Restless in mind and spirit, Francois Barmes is one of Alsace's most innovative winemakers. He's also probably the most fun to visit. One memorable tasting in Francois and Genevieve Barmes-Buecher's cellar in Wettolsheim lasted more than four hours--for just two vintages of wine, which Francois divvied up into more than sixty tiny unique bottlings!
Francois and his wife, Genevieve, inherited (and then merged) some of Alsace's best-managed vineyards when they took over for their respective parents. Each of their wines is a pure expression of these special parcels, which Francois farms with fanatical attention to detail. Francois was an early convert to biodynamic farming methods, and when we tasted with him after his first biodynamic vintage his wild eyes lit up as he described the unbelievable natural ripeness and acidity of the grapes he harvested. We knew that we were in the presence of either genius or madness. Repeated exposure to Francois's wines has convinced us it was the former.

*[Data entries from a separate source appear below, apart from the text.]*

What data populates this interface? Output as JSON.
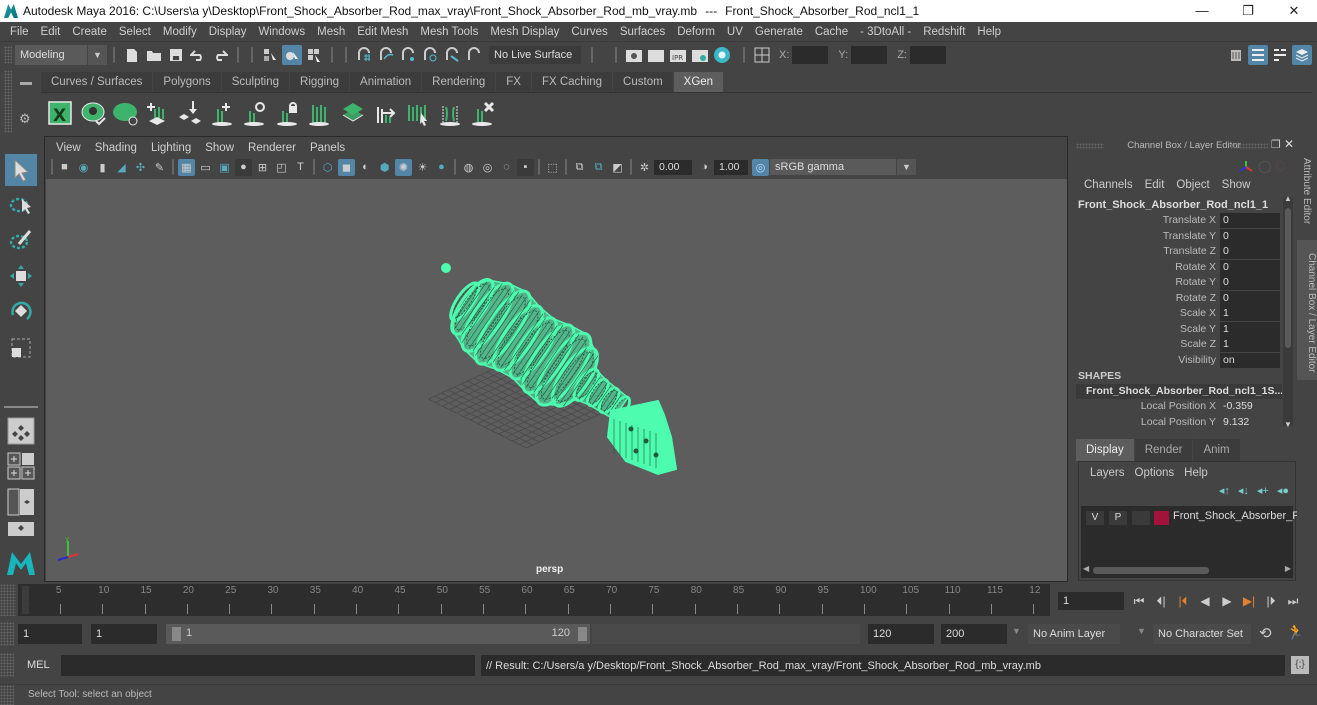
{
  "window": {
    "title_left": "Autodesk Maya 2016: C:\\Users\\a y\\Desktop\\Front_Shock_Absorber_Rod_max_vray\\Front_Shock_Absorber_Rod_mb_vray.mb",
    "title_sep": "---",
    "title_right": "Front_Shock_Absorber_Rod_ncl1_1",
    "controls": {
      "minimize": "—",
      "restore": "❐",
      "close": "✕"
    }
  },
  "menubar": [
    "File",
    "Edit",
    "Create",
    "Select",
    "Modify",
    "Display",
    "Windows",
    "Mesh",
    "Edit Mesh",
    "Mesh Tools",
    "Mesh Display",
    "Curves",
    "Surfaces",
    "Deform",
    "UV",
    "Generate",
    "Cache",
    "- 3DtoAll -",
    "Redshift",
    "Help"
  ],
  "statusline": {
    "menuset": "Modeling",
    "live_surface": "No Live Surface",
    "x_label": "X:",
    "y_label": "Y:",
    "z_label": "Z:",
    "x_value": "",
    "y_value": "",
    "z_value": ""
  },
  "shelf": {
    "tabs": [
      "Curves / Surfaces",
      "Polygons",
      "Sculpting",
      "Rigging",
      "Animation",
      "Rendering",
      "FX",
      "FX Caching",
      "Custom",
      "XGen"
    ],
    "active_tab": "XGen",
    "icons": [
      "xgen-editor-icon",
      "xgen-preview-icon",
      "xgen-clear-preview-icon",
      "xgen-add-guides-icon",
      "xgen-place-guides-icon",
      "xgen-add-guide-icon",
      "xgen-sculpt-guide-icon",
      "xgen-lock-guide-icon",
      "xgen-guide-rebuild-icon",
      "xgen-patch-icon",
      "xgen-length-icon",
      "xgen-select-guides-icon",
      "xgen-guide-bend-icon",
      "xgen-delete-guide-icon"
    ]
  },
  "viewport": {
    "menu": [
      "View",
      "Shading",
      "Lighting",
      "Show",
      "Renderer",
      "Panels"
    ],
    "exposure": "0.00",
    "gamma": "1.00",
    "color_space": "sRGB gamma",
    "camera_label": "persp",
    "axis": {
      "x": "x",
      "y": "y",
      "z": "z"
    },
    "wire_color": "#4dfcae"
  },
  "channel_box": {
    "header": "Channel Box / Layer Editor",
    "menu": [
      "Channels",
      "Edit",
      "Object",
      "Show"
    ],
    "object_name": "Front_Shock_Absorber_Rod_ncl1_1",
    "attributes": [
      {
        "label": "Translate X",
        "value": "0"
      },
      {
        "label": "Translate Y",
        "value": "0"
      },
      {
        "label": "Translate Z",
        "value": "0"
      },
      {
        "label": "Rotate X",
        "value": "0"
      },
      {
        "label": "Rotate Y",
        "value": "0"
      },
      {
        "label": "Rotate Z",
        "value": "0"
      },
      {
        "label": "Scale X",
        "value": "1"
      },
      {
        "label": "Scale Y",
        "value": "1"
      },
      {
        "label": "Scale Z",
        "value": "1"
      },
      {
        "label": "Visibility",
        "value": "on"
      }
    ],
    "shapes_header": "SHAPES",
    "shape_name": "Front_Shock_Absorber_Rod_ncl1_1S...",
    "shape_attributes": [
      {
        "label": "Local Position X",
        "value": "-0.359"
      },
      {
        "label": "Local Position Y",
        "value": "9.132"
      }
    ]
  },
  "layer_editor": {
    "tabs": [
      "Display",
      "Render",
      "Anim"
    ],
    "active_tab": "Display",
    "menu": [
      "Layers",
      "Options",
      "Help"
    ],
    "layers": [
      {
        "v": "V",
        "p": "P",
        "name": "Front_Shock_Absorber_F",
        "color": "#a3123a"
      }
    ]
  },
  "side_tabs": [
    "Attribute Editor",
    "Channel Box / Layer Editor"
  ],
  "timeline": {
    "start_label": "1",
    "ticks": [
      5,
      10,
      15,
      20,
      25,
      30,
      35,
      40,
      45,
      50,
      55,
      60,
      65,
      70,
      75,
      80,
      85,
      90,
      95,
      100,
      105,
      110,
      115,
      "12"
    ],
    "current_frame": "1"
  },
  "range": {
    "start_time": "1",
    "playback_start": "1",
    "slider_min_label": "1",
    "slider_max_label": "120",
    "playback_end": "120",
    "end_time": "200",
    "anim_layer": "No Anim Layer",
    "character_set": "No Character Set"
  },
  "command_line": {
    "mode": "MEL",
    "input": "",
    "result": "// Result: C:/Users/a y/Desktop/Front_Shock_Absorber_Rod_max_vray/Front_Shock_Absorber_Rod_mb_vray.mb"
  },
  "help_line": "Select Tool: select an object"
}
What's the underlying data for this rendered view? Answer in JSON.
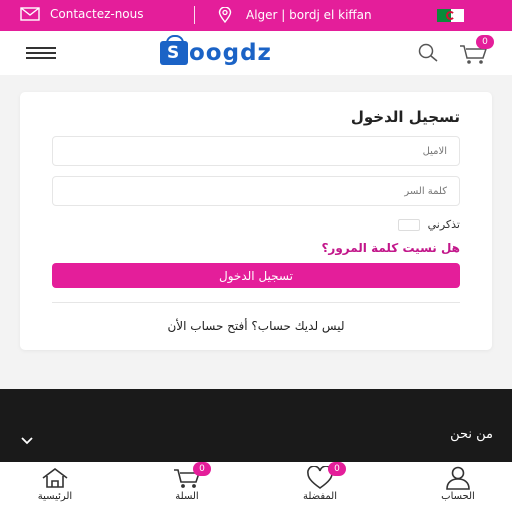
{
  "topbar": {
    "contact_label": "Contactez-nous",
    "location_label": "Alger | bordj el kiffan",
    "mail_icon": "mail-icon",
    "location_icon": "map-pin-icon"
  },
  "header": {
    "logo_text": "oogdz",
    "logo_letter": "S",
    "cart_count": "0"
  },
  "login": {
    "title": "تسجيل الدخول",
    "email_placeholder": "الاميل",
    "password_placeholder": "كلمة السر",
    "remember_label": "تذكرني",
    "forgot_label": "هل نسيت كلمة المرور؟",
    "submit_label": "تسجيل الدخول",
    "register_label": "ليس لديك حساب؟ أفتح حساب الأن"
  },
  "footer": {
    "about_label": "من نحن"
  },
  "bottom_nav": {
    "account_label": "الحساب",
    "favorites_label": "المفضلة",
    "favorites_count": "0",
    "cart_label": "السلة",
    "cart_count": "0",
    "home_label": "الرئيسية"
  },
  "colors": {
    "brand_pink": "#e41e9a",
    "logo_blue": "#1b63c6",
    "footer_dark": "#1a1a1a"
  }
}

Pinot Auxerrois is a special clone of Pinot Blanc, an indigenous grape in Alsace. It's a high-toned variety that usually carries some residual sugar, and oftentimes you'll see Pinot Auxerrois blended with Pinot Blanc. The 2004 Barmes-Buecher Pinot Auxerrois is brilliant pale yellow in the glass. Clean, intense bouquet of peanuts, almonds, and flowery hawthorns. A fresh, rich, and fat but not flabby palate and finishes with excellent acids and a hint of butter.
Suggested Food Pairing:
We can't help but think of classic chourcrout garni, the Alsacienne dish comprised of bacon, sausages, and homemade sauerkraut. You might "springify" the dish by adding a seafood sausage or some kind of smoked fish. Alternatively, this would pair well with a quiche or some of the fine organic Munster cheese produced in Alsace (reminiscent of the deli Munster you can purchase in any grocery, but much more full flavored and aromatic). Try one from Jean Roussey, or ask your local cheese shop for what they have in stock.